Madame Hallot-Tramond, fille cadette du capitaine Jacques Tramond découvre, 84 ans après sa réalisation, l'œuvre son père. © Pierre-Marie Hallot

Pour Jean-Louis Marchal, Alain Hosdez et Michaël Séramour, les membres de l'association, cette rencontre a aussi été un moment mémorable. Il récompense toute la dépense d'énergie dépensée pour le sauvetage. Retrouver des descendants de la famille Tramond a demandé un long travail de recherche. C'est un cousin éloigné qui a mis Michael Séramour sur la piste de Françoise Hallot-Tramond.
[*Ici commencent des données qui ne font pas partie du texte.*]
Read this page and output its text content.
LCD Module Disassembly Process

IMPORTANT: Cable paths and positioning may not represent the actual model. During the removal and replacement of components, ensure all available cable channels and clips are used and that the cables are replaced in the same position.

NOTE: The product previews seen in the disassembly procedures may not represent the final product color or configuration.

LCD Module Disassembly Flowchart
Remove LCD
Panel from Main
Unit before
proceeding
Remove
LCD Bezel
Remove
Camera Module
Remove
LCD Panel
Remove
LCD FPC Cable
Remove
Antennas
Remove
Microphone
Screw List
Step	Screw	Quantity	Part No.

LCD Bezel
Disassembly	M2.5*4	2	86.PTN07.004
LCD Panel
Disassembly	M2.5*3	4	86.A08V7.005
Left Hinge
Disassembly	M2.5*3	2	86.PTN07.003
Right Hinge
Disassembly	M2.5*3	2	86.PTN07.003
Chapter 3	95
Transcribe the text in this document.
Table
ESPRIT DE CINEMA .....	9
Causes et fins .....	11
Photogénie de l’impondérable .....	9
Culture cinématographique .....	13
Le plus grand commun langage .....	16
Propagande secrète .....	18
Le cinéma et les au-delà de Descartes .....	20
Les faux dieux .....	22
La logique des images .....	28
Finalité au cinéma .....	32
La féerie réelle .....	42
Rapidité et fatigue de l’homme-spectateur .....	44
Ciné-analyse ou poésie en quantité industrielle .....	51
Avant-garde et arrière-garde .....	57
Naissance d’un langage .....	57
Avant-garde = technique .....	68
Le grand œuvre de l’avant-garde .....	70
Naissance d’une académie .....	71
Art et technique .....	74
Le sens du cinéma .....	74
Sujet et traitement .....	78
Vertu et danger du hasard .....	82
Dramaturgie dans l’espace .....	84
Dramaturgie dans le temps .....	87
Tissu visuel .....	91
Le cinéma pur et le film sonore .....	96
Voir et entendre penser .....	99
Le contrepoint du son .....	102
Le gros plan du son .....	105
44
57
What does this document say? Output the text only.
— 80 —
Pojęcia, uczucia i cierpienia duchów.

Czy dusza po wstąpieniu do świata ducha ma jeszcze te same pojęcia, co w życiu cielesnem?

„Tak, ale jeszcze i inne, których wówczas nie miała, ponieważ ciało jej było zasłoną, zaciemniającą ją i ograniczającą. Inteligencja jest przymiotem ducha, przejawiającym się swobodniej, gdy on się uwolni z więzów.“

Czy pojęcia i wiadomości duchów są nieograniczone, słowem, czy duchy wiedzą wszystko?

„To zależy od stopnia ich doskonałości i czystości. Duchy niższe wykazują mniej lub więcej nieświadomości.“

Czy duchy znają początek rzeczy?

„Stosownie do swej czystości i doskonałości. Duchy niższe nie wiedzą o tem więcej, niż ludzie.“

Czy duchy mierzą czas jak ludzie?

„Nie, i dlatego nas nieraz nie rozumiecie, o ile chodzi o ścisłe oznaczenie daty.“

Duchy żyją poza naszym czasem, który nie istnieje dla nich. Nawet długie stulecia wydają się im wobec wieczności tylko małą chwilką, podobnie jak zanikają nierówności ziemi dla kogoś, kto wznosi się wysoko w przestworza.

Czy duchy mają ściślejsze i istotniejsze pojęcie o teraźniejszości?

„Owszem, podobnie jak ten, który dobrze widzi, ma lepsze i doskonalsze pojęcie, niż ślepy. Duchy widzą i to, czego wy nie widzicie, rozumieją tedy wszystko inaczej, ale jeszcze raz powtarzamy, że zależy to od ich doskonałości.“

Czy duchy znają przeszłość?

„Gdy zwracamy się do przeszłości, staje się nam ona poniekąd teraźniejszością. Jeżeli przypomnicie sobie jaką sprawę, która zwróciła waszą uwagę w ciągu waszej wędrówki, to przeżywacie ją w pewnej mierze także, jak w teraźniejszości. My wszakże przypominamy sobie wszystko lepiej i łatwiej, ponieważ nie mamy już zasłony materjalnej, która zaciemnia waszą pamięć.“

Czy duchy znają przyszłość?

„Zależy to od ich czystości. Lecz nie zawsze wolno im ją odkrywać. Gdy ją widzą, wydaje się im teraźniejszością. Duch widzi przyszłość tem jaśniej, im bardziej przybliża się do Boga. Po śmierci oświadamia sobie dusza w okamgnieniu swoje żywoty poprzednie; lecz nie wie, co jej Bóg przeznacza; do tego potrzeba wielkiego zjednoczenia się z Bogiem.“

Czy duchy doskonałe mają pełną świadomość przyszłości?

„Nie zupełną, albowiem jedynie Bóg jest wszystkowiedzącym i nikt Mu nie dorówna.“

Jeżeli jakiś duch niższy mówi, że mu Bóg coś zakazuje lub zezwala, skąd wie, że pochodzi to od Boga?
Lors de sa visite à l'ouvrage A5, l'ancienne professeure d'arts plastiques a apprécié l'énorme travail de reconstitution mené par l'association afin de rendre au fort son état d'origine : "c'est magnifique ! comment ne pas être interpellée ! Ce que nous avons visité m'a laissé stupéfaite, pas seulement pour les œuvres pariétales sauvées, mais aussi pour tout ce qui a été reconstitué année après année".

"Des Arcs-en-ciel sous l'uniforme : sur la trace des peintres et dessinateurs des forts de la Grande Guerre et de la ligne Maginot". par Michaël Séramour. © Claude Mangin/ France Télévisions

L'association ambitionne de faire du fort A5 Bois du Four le Conservatoire de la vie quotidienne des troupes de forteresse. En attendant sa concrétisation, il est possible de se plonger dans l'ouvrage de Michaël Séramour : Des Arcs-en-ciel sous l'uniforme : sur la trace des peintres et dessinateurs des forts de la Grande Guerre et de la ligne Maginot.